VALÈNCIA. Cuentan que, cuando Vicente Engonga llegó al vestuario del Valencia, en el verano de 1994, sus compañeros le preguntaron cómo le gustaría que le llamaran, bien Vicente, bien Engonga, bien un mote que arrastrara de sus etapas en el Valladolid y el Celta. El mediocampista catalán de origen guineano respondió: “Llamadme El Negro”. Voluntaria o involuntariamente, Engonga homenajeaba así a uno de los grandes mitos del valencianismo, Waldo Machado, el primer futbolista al que la afición apodó como “El Negre”. 
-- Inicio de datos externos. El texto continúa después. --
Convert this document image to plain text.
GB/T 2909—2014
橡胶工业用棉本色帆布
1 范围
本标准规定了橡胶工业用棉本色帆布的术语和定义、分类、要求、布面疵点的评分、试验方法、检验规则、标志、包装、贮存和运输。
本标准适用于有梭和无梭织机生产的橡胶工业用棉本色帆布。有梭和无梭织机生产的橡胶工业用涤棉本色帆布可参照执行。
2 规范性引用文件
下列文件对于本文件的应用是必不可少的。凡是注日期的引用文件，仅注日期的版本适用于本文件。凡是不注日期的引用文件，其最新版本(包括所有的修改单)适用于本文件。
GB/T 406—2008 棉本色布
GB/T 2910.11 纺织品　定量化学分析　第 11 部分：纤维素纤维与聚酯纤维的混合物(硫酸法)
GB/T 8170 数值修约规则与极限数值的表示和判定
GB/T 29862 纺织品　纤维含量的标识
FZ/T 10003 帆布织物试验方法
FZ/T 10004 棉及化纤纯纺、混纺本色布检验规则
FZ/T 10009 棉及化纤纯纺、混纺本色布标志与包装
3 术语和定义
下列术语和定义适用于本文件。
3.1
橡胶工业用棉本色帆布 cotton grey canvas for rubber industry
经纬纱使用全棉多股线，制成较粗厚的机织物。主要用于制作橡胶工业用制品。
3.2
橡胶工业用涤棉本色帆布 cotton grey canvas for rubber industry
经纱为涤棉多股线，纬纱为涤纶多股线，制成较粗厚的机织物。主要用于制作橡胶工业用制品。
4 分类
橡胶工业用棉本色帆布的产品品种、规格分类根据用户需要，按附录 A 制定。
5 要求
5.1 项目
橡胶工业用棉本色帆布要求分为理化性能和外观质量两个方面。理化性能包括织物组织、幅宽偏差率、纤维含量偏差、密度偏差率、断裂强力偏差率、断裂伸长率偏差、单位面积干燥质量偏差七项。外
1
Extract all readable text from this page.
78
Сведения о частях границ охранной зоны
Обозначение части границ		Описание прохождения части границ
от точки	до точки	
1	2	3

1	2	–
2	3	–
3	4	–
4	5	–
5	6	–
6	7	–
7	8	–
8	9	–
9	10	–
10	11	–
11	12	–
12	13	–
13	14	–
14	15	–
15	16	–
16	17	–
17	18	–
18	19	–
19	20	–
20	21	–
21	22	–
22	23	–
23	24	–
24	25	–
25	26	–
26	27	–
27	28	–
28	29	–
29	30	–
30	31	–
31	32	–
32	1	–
Waldo no fue el primer futbolista de color que militó en el Valencia. Mestalla ya había visto antes a Chicao o Walter, brasileños de piel oscura (los que siempre han dado más rendimiento en el club) como él, pero sí el primero que mereció ese calificativo de la grada que, en los años 60, tenía muy poco de racista, más bien era un reconocimiento a la diferencia. Otro color de piel, otra calidad a la hora de definir ante la portería contraria. Una diferencia cromática, acentuada por el blanco impoluto del uniforme del Valencia en aquellos años, al que solo unos pocos tenían derecho. No cualquier futbolista de color lo merecería (Romário, por ejemplo, nunca mereció tal honor) y “El Negre” se convirtió en un símbolo que solo portarían, como signo de distinción, jugadores muy queridos por la grada, caso de Salif Keita, aquella gacela maliense que combinó tardes de gloria con otras de desidia en el coliseo valencianista, en los estertores del franquismo, Mazinho, el propio Engonga o Geoffrey Kondogbia, a quien, no en vano, sus compañeros llaman “Negro”.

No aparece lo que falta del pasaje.